Hinweis auf Stammrechtssatz
GRS wie 0957/75 E RS 2

Entscheidungstext

Betreff

Der Verwaltungsgerichtshof hat durch den Vorsitzenden Senatspräsident Dr. Rath und die Hofräte Mag. Kobzina, Mag. Öhler, Dr. Würth und Dr. Hnatek als Richter, im Beisein des Richters Dr. Gerhard als Schriftführer, über die Beschwerde der SG in K, vertreten durch Dr. Leo Kaltenbäck, Rechtsanwalt in Graz, Kaiserfeldgasse 15, gegen den Bescheid des Landeshauptmannes von Steiermark vom , Zl. GZ 12-172 G 29/4-1978, betreffend Übertretung der Lebensmittelkennzeichnungsverordnung 1973, nach durchgeführter Verhandlung, und zwar nach Anhörung des Vortrages des Be-richters sowie der Ausführungen des Vertreters der Beschwerde, Rechtsanwalt Dr. Leo Kaltenbäck, sowie des Vertreters der belangten Behörde, Landesregierungsrat Dr. FW, zu Recht erkannt:

Spruch

Der angefochtene Bescheid wird wegen Rechtswidrigkeit seines Inhaltes aufgehoben.

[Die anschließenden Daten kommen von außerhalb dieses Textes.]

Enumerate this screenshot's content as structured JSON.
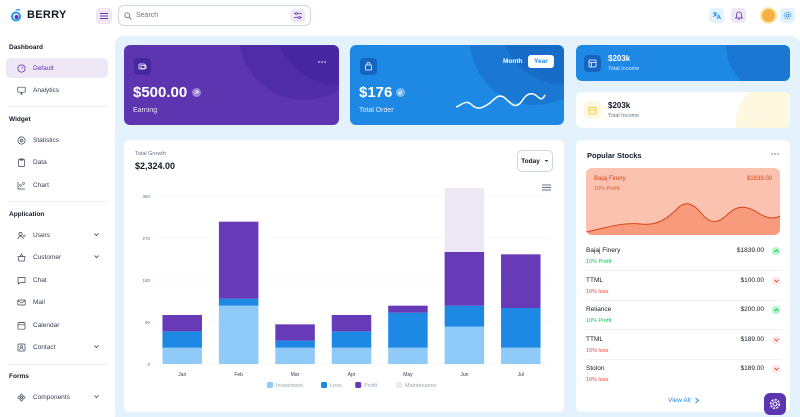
{
  "app": {
    "name": "BERRY"
  },
  "search": {
    "placeholder": "Search"
  },
  "sidebar": {
    "sections": [
      {
        "title": "Dashboard"
      },
      {
        "title": "Widget"
      },
      {
        "title": "Application"
      },
      {
        "title": "Forms"
      }
    ],
    "items": [
      {
        "label": "Default",
        "icon": "dashboard-icon"
      },
      {
        "label": "Analytics",
        "icon": "device-analytics-icon"
      },
      {
        "label": "Statistics",
        "icon": "chart-arcs-icon"
      },
      {
        "label": "Data",
        "icon": "clipboard-icon"
      },
      {
        "label": "Chart",
        "icon": "chart-dots-icon"
      },
      {
        "label": "Users",
        "icon": "user-check-icon"
      },
      {
        "label": "Customer",
        "icon": "basket-icon"
      },
      {
        "label": "Chat",
        "icon": "message-icon"
      },
      {
        "label": "Mail",
        "icon": "mail-icon"
      },
      {
        "label": "Calendar",
        "icon": "calendar-icon"
      },
      {
        "label": "Contact",
        "icon": "contact-icon"
      },
      {
        "label": "Components",
        "icon": "components-icon"
      }
    ]
  },
  "cards": {
    "earning": {
      "value": "$500.00",
      "label": "Earning"
    },
    "order": {
      "value": "$176",
      "label": "Total Order",
      "toggle": [
        "Month",
        "Year"
      ]
    },
    "income_blue": {
      "value": "$203k",
      "label": "Total Income"
    },
    "income_light": {
      "value": "$203k",
      "label": "Total Income"
    }
  },
  "growth": {
    "title": "Total Growth",
    "total": "$2,324.00",
    "period": "Today"
  },
  "chart_data": {
    "type": "bar",
    "stacked": true,
    "categories": [
      "Jan",
      "Feb",
      "Mar",
      "Apr",
      "May",
      "Jun",
      "Jul"
    ],
    "series": [
      {
        "name": "Investment",
        "color": "#90caf9",
        "values": [
          35,
          125,
          35,
          35,
          35,
          80,
          35
        ]
      },
      {
        "name": "Loss",
        "color": "#1e88e5",
        "values": [
          35,
          15,
          15,
          35,
          75,
          45,
          85
        ]
      },
      {
        "name": "Profit",
        "color": "#673ab7",
        "values": [
          35,
          165,
          35,
          35,
          15,
          115,
          115
        ]
      },
      {
        "name": "Maintenance",
        "color": "#ede7f6",
        "values": [
          0,
          0,
          0,
          0,
          0,
          150,
          0
        ]
      }
    ],
    "yticks": [
      "0",
      "90",
      "180",
      "270",
      "360"
    ],
    "ylim": [
      0,
      360
    ]
  },
  "stocks": {
    "title": "Popular Stocks",
    "featured": {
      "name": "Bajaj Finery",
      "sub": "10% Profit",
      "price": "$1839.00"
    },
    "rows": [
      {
        "name": "Bajaj Finery",
        "sub": "10% Profit",
        "price": "$1839.00",
        "trend": "up"
      },
      {
        "name": "TTML",
        "sub": "10% loss",
        "price": "$100.00",
        "trend": "down"
      },
      {
        "name": "Reliance",
        "sub": "10% Profit",
        "price": "$200.00",
        "trend": "up"
      },
      {
        "name": "TTML",
        "sub": "10% loss",
        "price": "$189.00",
        "trend": "down"
      },
      {
        "name": "Stolon",
        "sub": "10% loss",
        "price": "$189.00",
        "trend": "down"
      }
    ],
    "view_all": "View All"
  },
  "colors": {
    "primary": "#5e35b1",
    "secondary": "#1e88e5",
    "success": "#00c853",
    "error": "#f44336",
    "stock_bg": "#fbc2b0"
  }
}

Der Bund hat der Beschwerdeführerin Aufwendungen in der Höhe von S 7.202,-- binnen zwei Wochen bei sonstiger Exekution zu ersetzen.

Das „Mehrbegehren“ wird abgewiesen.

Begründung

Nach dem Spruch des Straferkenntnisses der Bezirkshauptmannschaft Graz-Umgebung vom wurde am durch Organe des städtischen Marktamtes Villach bei der Firma H, W Gasse, eine Probe Sardinen gelb-schwarz-rot lackiert, Deckelprägung „CA 5 1975 Espana“, Bodenprägung „Espana“ Dose mit der Aufschrift „montecillos Spanische Sardinen in Öl - 130 - Sterilisierte Ware“, welche zum Verkauf bereitgehalten waren, entnommen und bei der Untersuchung festgestellt, daß die genauere Sachbezeichnung des verwendeten Öles fehlt. Die Beschwerdeführerin als „dafür“ Verantwortliche habe „dadurch“ eine Verwaltungsübertretung nach § 3 Z. 18 der Lebensmittelkennzeichnungsverordnung 1973 (LMKV 1973) begangen; gemäß § 74 Abs. 5 Z. 1 LMG 1975 werde gegen die Beschwerdeführerin eine Geldstrafe von S 500,--, im Falle der Uneinbringlichkeit eine Arreststrafe in der Dauer von 24 Stunden verhängt. Gleichzeitig wurden Kosten für die Probeuntersuchung an der Landwirtschaftlich-chemischen Versuchs- und Lebensmittel-Untersuchungsanstalt für Kärnten vorgeschrieben.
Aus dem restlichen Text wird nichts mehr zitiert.